Текст взят из сообщения Minimus. Далее цитата.

Это же я – Петя!!!
“Я всю жизнь занят тем, что честно рассказываю, чего у меня внутри, чего я делаю, чего я думаю”, – не раз объяснял Мамонов журналистам. Так и было во время его выступления в Ростове. То, что с ним вера сделала, – все как на ладошке, в его ответах на вопросы зрителей, в его рассказах и стихах. И при этом он умудрился остаться собой. И свою правду ищет – на глазах у всех.
*
На афише было написано: “Творческий вечер Петра Мамонова. Давненько мы тебя не видели!”.
Чем можно занять внимание зрителей два часа? Одни полагали, будет нечто вроде моноспектакля. Другие думали увидеть умиротворенного “отца Анатолия”. Но никто не ожидал, что на сцене появится прежний веселый оболтус. В фуфайке, шапочке, очках. Сел на стульчик и ударил по струнам гитары: “Муха – источник заразы!..”
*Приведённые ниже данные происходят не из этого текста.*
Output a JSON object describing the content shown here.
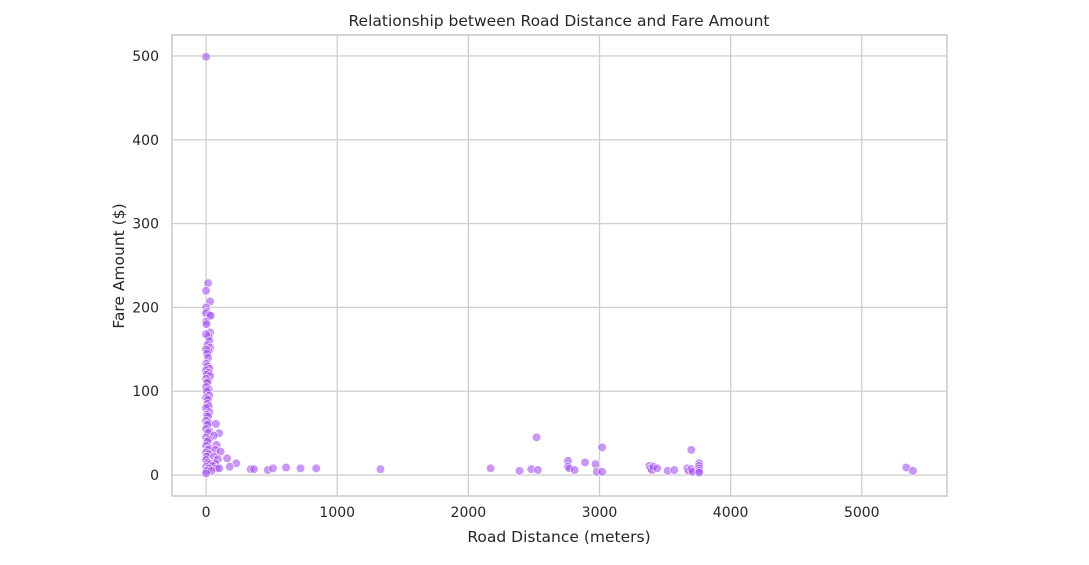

Мамонов исполнял репертуар 20-летней давности. Скакал по сцене филармонии, вспрыгивал на столик, ронял стойки от микрофона, весело кричал: “Аааау!”
Светился от удовольствия:
– Чем ты становишься старше, тем твои песни кажутся тебе все лучше и лучше.
– А “Крым” споете?
– Ты меня не сбивай. У меня – репертуар, – произнес таким значительным тоном, что зал грохнул от смеха.
Выкрикнули что-то насчет гитары.
Любовно погладил “Гибсон”, улыбнулся залу:
– Да. В Ростове – каждый второй музыкант. Особенно на левом берегу. Особенно после 12 ночи.
Периодически пускался в пляс:
– Внуку моему, Михаилу Ивановичу, о-очень нравится, когда я вот так ногами делаю.
Рассуждал:
– Похмелье – довольно приятная штука. Если точно знаешь, что прям сейчас выпьешь.
– Вот меня спрашивают: а у вас друзья есть? А какие друзья. Кто пить не бросил – все умерли.
Делился планами:
– Делаем сейчас спектакль. Интерактивный, замечательный такой, что три года уже делаем… Там будет три меня. Три! Я, я и я. Приезжал один англичанин, посмотрел. Очень хвалил. Я, говорит, хоть и англичанин, а такого еще никогда не видел. Это, говорит, что-то совершенно новое. Вот так-то. А я ему отвечаю: “Ну… Молодец! Пошли холодец есть”.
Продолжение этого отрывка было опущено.